The Passport by Herta Müller

The Passport

This is the first time I’m reviewing a book I’m uncertain whether to recommend. The Passport is a slim novella by Nobel Prize Winner Herta Müller. I bought it at an antiques place, aged paper sandwiched between blue and white ceramic plates and tarnished hand saws. (spoilers)

The Story

Since Windisch made the decision to emigrate, he sees the end everywhere in the village. And time standing still for those who want to stay.

Set in a German village in Romania during Ceausescu’s dictatorship, the village miller, Windisch, sees decay and death all around him. He despises his wife Katharina (formerly a stunning beauty) for engaging in survival sex during the aftermath of war. And also, one suspects, for not being Barbara, his true love who died (along with her virtue) during the same conflict.
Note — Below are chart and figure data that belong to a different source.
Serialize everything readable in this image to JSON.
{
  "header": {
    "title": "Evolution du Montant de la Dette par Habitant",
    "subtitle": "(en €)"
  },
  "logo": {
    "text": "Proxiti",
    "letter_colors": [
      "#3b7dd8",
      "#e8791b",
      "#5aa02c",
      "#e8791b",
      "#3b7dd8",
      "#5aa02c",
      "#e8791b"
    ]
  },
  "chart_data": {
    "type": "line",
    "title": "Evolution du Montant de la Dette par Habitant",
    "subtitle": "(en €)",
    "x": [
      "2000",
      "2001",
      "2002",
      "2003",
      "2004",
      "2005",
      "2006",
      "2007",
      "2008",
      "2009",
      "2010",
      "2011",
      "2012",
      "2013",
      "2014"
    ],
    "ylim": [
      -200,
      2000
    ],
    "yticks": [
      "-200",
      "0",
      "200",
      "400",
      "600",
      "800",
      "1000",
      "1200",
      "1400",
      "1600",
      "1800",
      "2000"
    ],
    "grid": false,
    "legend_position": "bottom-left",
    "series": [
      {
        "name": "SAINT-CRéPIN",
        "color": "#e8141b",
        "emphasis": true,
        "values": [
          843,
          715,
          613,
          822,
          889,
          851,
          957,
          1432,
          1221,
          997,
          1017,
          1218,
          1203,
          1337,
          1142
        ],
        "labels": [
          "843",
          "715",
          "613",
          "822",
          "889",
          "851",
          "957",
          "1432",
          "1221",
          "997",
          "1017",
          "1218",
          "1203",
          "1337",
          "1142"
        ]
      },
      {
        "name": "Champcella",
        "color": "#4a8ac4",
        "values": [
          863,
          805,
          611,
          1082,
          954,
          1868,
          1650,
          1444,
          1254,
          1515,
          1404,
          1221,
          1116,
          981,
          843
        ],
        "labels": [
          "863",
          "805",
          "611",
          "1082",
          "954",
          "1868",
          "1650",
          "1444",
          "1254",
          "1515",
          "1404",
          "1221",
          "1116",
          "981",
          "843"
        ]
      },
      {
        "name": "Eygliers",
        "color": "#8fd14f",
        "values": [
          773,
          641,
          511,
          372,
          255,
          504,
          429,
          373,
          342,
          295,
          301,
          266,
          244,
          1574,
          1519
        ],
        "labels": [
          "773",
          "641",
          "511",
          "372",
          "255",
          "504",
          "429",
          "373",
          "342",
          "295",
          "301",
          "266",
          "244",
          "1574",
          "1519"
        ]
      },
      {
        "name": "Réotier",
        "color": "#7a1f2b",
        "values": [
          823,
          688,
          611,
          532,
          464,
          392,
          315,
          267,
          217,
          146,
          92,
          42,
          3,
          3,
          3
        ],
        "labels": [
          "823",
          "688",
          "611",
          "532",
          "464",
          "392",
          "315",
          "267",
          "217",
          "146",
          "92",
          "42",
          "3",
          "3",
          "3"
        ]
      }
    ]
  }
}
He is regularly bribing village officials with flour to get a passport, his family’s ticket out of communist Romania. But he keeps being told that it will ‘take more than flour’. It is an open secret that both the priest and the militiaman will require a bribe of the flesh. He agonises, tries to find another way. He justifies himself by telling himself that his daughter is not a virgin, because of the way she walks. And in the end, pimps her to the officials to get his precious documents, and despises her for it.

Allegory and Symbolism

Woman Putting on Lipstick

Amalie pulls the red dress over her head… Amalie’s red mouth is in the mirror.

It is laced through with allegory and superstition that didn’t really add to the story. The villagers burn an apple tree that they think has been possessed by the devil. Owls circle the houses of the dying. The miller breaks a mirror, said to presage 7 years bad luck.

Amalie wears a red dress and red lipstick to her rape. Her mother sells the dress before they move, as a symbol that she will not have to do that again, not in the glorious West. Perhaps the most frustrating aspect is that Windisch obviously sees Amalie’s degradation as his sacrifice. He is more concerned about his reputation than her suffering. There is an exquisitely written, utterly grotesque scene, where her parents are helping her get ready to seduce the militiaman. It’s like the family are pretending she is getting ready for a date; her mother tells her not to wear too much eyeshadow, lest people talk.

In the End

The best two stories are those outside of Windisch’s head. The one of Amalie’s disastrous date, where her lover abandons her (and suggests she instead marry a disturbed local boy who attacked her as a child). And Katharina’s tale of survival sex in the gulag. It’s no coincidence that these scenes happen outside the village, and away from the perspective of our tortured and torturing miller.

Would I recommend The Passport? This is a difficult one, because it is beautifully written. It is high quality. It is also bleak, dark and misogynistic. I wouldn’t want to read it again and will be donating it. But I do want to read her other works, particularly her non fiction.